Now they had their zombie armor.
Zoonosis
The MRAP - Racing South Through Somalia
“Can you pull a still from Juice’s shoulder-cam feed?”
Handon was talking on the radio to Dr. Park, from the front of the MRAP, and sounding rather urgent. He wanted a consultation before the team walked into another swarm of Pythonesque killer bunnies. If
something completely stupid killed you, you were still dead. You just got to feel stupid in your last seconds alive.
“No problem, pulling the still now.” Park had been summoned up to the Combat Information Center on the JFK, where Juice’s real-time video was being streamed, as it had been on the shore mission in South Africa.
Right now on this mission, the terrain of central Somalia was blasting by on both sides and ahead out the windshield, as Brady drove it like he stole it – which basically they had – heading south on one of Somalia’s few hardball roads.
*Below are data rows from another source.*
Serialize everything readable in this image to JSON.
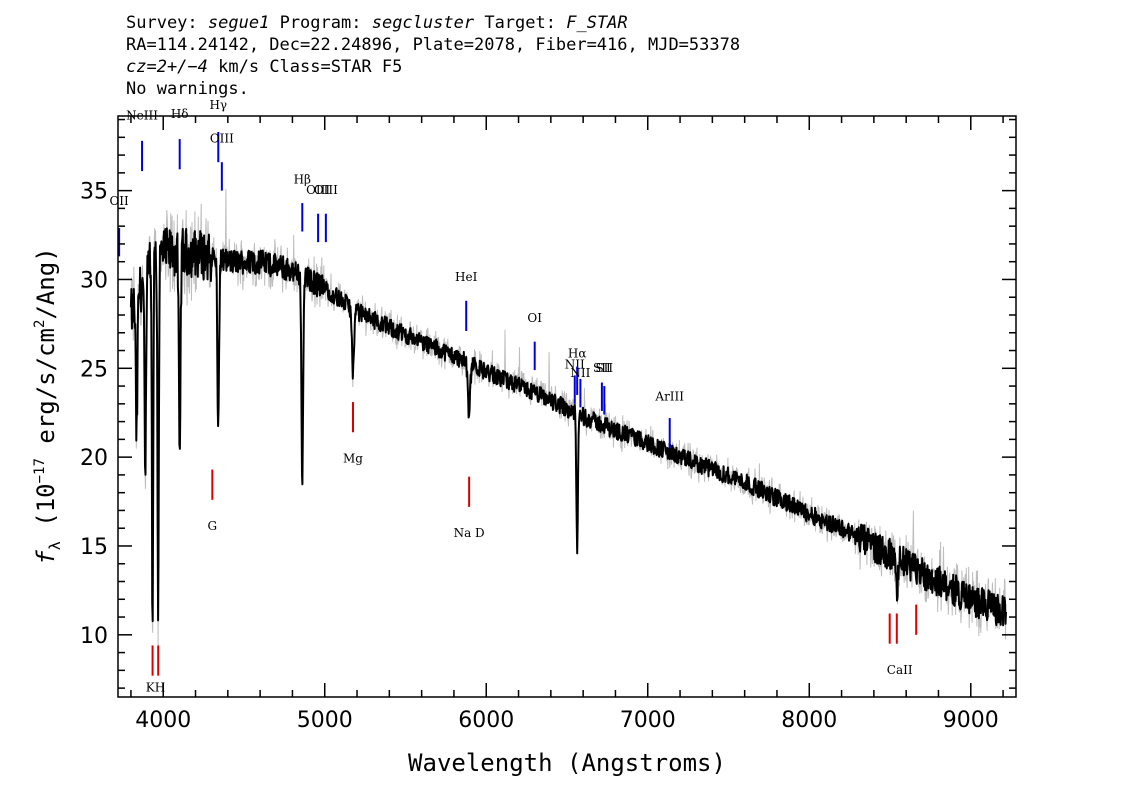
{
  "header": {
    "survey_label": "Survey:",
    "survey": "segue1",
    "program_label": "Program:",
    "program": "segcluster",
    "target_label": "Target:",
    "target": "F_STAR",
    "line2": "RA=114.24142, Dec=22.24896, Plate=2078, Fiber=416, MJD=53378",
    "cz_label": "cz=2+/−4",
    "cz_unit": "km/s Class=STAR F5",
    "line4": "No warnings."
  },
  "colors": {
    "flux": "#000000",
    "noise": "#bdbdbd",
    "emission": "#0000dd",
    "absorption": "#dd0000"
  },
  "chart_data": {
    "type": "line",
    "xlabel": "Wavelength (Angstroms)",
    "ylabel_prefix": "f",
    "ylabel_subscript": "λ",
    "ylabel_main": " (10",
    "ylabel_exp": "−17",
    "ylabel_units": " erg/s/cm",
    "ylabel_units_exp": "2",
    "ylabel_units_end": "/Ang)",
    "xlim": [
      3720,
      9280
    ],
    "ylim": [
      6.5,
      39.2
    ],
    "xticks": [
      4000,
      5000,
      6000,
      7000,
      8000,
      9000
    ],
    "yticks": [
      10,
      15,
      20,
      25,
      30,
      35
    ],
    "x_minor_step": 200,
    "y_minor_step": 1,
    "continuum": [
      [
        3800,
        28
      ],
      [
        3900,
        30.5
      ],
      [
        4000,
        31.5
      ],
      [
        4200,
        31.5
      ],
      [
        4400,
        31
      ],
      [
        4600,
        31
      ],
      [
        4800,
        30.5
      ],
      [
        5000,
        29.5
      ],
      [
        5200,
        28.2
      ],
      [
        5400,
        27.3
      ],
      [
        5600,
        26.5
      ],
      [
        5800,
        25.7
      ],
      [
        6000,
        24.8
      ],
      [
        6200,
        24
      ],
      [
        6400,
        23.2
      ],
      [
        6600,
        22.3
      ],
      [
        6800,
        21.5
      ],
      [
        7000,
        20.8
      ],
      [
        7200,
        20
      ],
      [
        7400,
        19.3
      ],
      [
        7600,
        18.6
      ],
      [
        7800,
        17.7
      ],
      [
        8000,
        16.8
      ],
      [
        8200,
        16
      ],
      [
        8400,
        15
      ],
      [
        8600,
        14
      ],
      [
        8800,
        13
      ],
      [
        9000,
        12
      ],
      [
        9200,
        11.3
      ]
    ],
    "absorption_features": [
      {
        "wave": 3835,
        "depth": 8
      },
      {
        "wave": 3889,
        "depth": 12
      },
      {
        "wave": 3933.7,
        "depth": 21
      },
      {
        "wave": 3968.5,
        "depth": 20
      },
      {
        "wave": 4101.7,
        "depth": 12
      },
      {
        "wave": 4340.5,
        "depth": 10
      },
      {
        "wave": 4861.3,
        "depth": 12
      },
      {
        "wave": 5175,
        "depth": 3.5
      },
      {
        "wave": 5893,
        "depth": 3
      },
      {
        "wave": 6562.8,
        "depth": 7.5
      },
      {
        "wave": 8542,
        "depth": 2
      }
    ],
    "emission_lines": [
      {
        "label": "OII",
        "wave": 3727,
        "y1": 31.3,
        "y2": 32.9,
        "label_y": 34.2
      },
      {
        "label": "NeIII",
        "wave": 3869,
        "y1": 36.1,
        "y2": 37.8,
        "label_y": 39
      },
      {
        "label": "Hδ",
        "wave": 4102,
        "y1": 36.2,
        "y2": 37.9,
        "label_y": 39.1
      },
      {
        "label": "Hγ",
        "wave": 4341,
        "y1": 36.6,
        "y2": 38.3,
        "label_y": 39.6
      },
      {
        "label": "OIII",
        "wave": 4363,
        "y1": 35.0,
        "y2": 36.6,
        "label_y": 37.7
      },
      {
        "label": "Hβ",
        "wave": 4861,
        "y1": 32.7,
        "y2": 34.3,
        "label_y": 35.4
      },
      {
        "label": "OIII",
        "wave": 4959,
        "y1": 32.1,
        "y2": 33.7,
        "label_y": 34.8
      },
      {
        "label": "OIII",
        "wave": 5007,
        "y1": 32.1,
        "y2": 33.7,
        "label_y": 34.8
      },
      {
        "label": "HeI",
        "wave": 5876,
        "y1": 27.1,
        "y2": 28.8,
        "label_y": 29.9
      },
      {
        "label": "OI",
        "wave": 6300,
        "y1": 24.9,
        "y2": 26.5,
        "label_y": 27.6
      },
      {
        "label": "NII",
        "wave": 6548,
        "y1": 23.0,
        "y2": 24.6,
        "label_y": 25.0
      },
      {
        "label": "Hα",
        "wave": 6563,
        "y1": 23.5,
        "y2": 25.1,
        "label_y": 25.6
      },
      {
        "label": "NII",
        "wave": 6583,
        "y1": 22.8,
        "y2": 24.4,
        "label_y": 24.5
      },
      {
        "label": "SII",
        "wave": 6716,
        "y1": 22.6,
        "y2": 24.2,
        "label_y": 24.8
      },
      {
        "label": "SII",
        "wave": 6731,
        "y1": 22.4,
        "y2": 24.0,
        "label_y": 24.8
      },
      {
        "label": "ArIII",
        "wave": 7136,
        "y1": 20.5,
        "y2": 22.2,
        "label_y": 23.2
      }
    ],
    "absorption_lines": [
      {
        "label": "K",
        "wave": 3934,
        "y1": 7.7,
        "y2": 9.4
      },
      {
        "label": "H",
        "wave": 3969,
        "y1": 7.7,
        "y2": 9.4
      },
      {
        "label": "G",
        "wave": 4304,
        "y1": 17.6,
        "y2": 19.3
      },
      {
        "label": "Mg",
        "wave": 5175,
        "y1": 21.4,
        "y2": 23.1
      },
      {
        "label": "Na  D",
        "wave": 5894,
        "y1": 17.2,
        "y2": 18.9
      },
      {
        "label": "CaII",
        "wave": 8498,
        "y1": 9.5,
        "y2": 11.2
      },
      {
        "label": "",
        "wave": 8542,
        "y1": 9.5,
        "y2": 11.2
      },
      {
        "label": "",
        "wave": 8662,
        "y1": 10.0,
        "y2": 11.7
      }
    ],
    "absorption_label_positions": [
      {
        "label": "KH",
        "wave": 3952,
        "y": 6.8
      },
      {
        "label": "G",
        "wave": 4304,
        "y": 15.9
      },
      {
        "label": "Mg",
        "wave": 5175,
        "y": 19.7
      },
      {
        "label": "Na  D",
        "wave": 5894,
        "y": 15.5
      },
      {
        "label": "CaII",
        "wave": 8560,
        "y": 7.8
      }
    ]
  }
}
Periodically the MRAP swerved terrifyingly around abandoned vehicles, its gigantic profile and high center of gravity threatening to pull them over into a long sliding last leg of their road trip.
“Ali’s right,” Park said after a short delay. “They look like hyraxes. Order Hyracoidea, I think. Usually mistaken for rodents – but their closest relatives are actually elephants. They’ve got little tusk-like incisors. They’re good communicators, with complex syntax, like primates and whales.”
“Not interesting,” Handon said. “More interesting: were they fucking undead?”
Park hesitated, audibly exhaled, then stared offscreen at the still image of one he’d pulled from their video stream. “It would be remarkable. But this is a remarkably opportunistic virus – damnably so. And the disease was zoonotic in the first place – meaning it crossed over species borders to get to us.”
“So you’re saying the virus could have crossed back?”
Another pause. “I guess, thinking about it, it wouldn’t be totally surprising. Aside from Africa having always been one giant Petri dish and microbe-breeding ground… this bug in particular was already the most vicious, virulent, and communicable virus we’d ever seen. It took down all seven continents in weeks. And, like I said, it’s already crossed species barriers at least once.”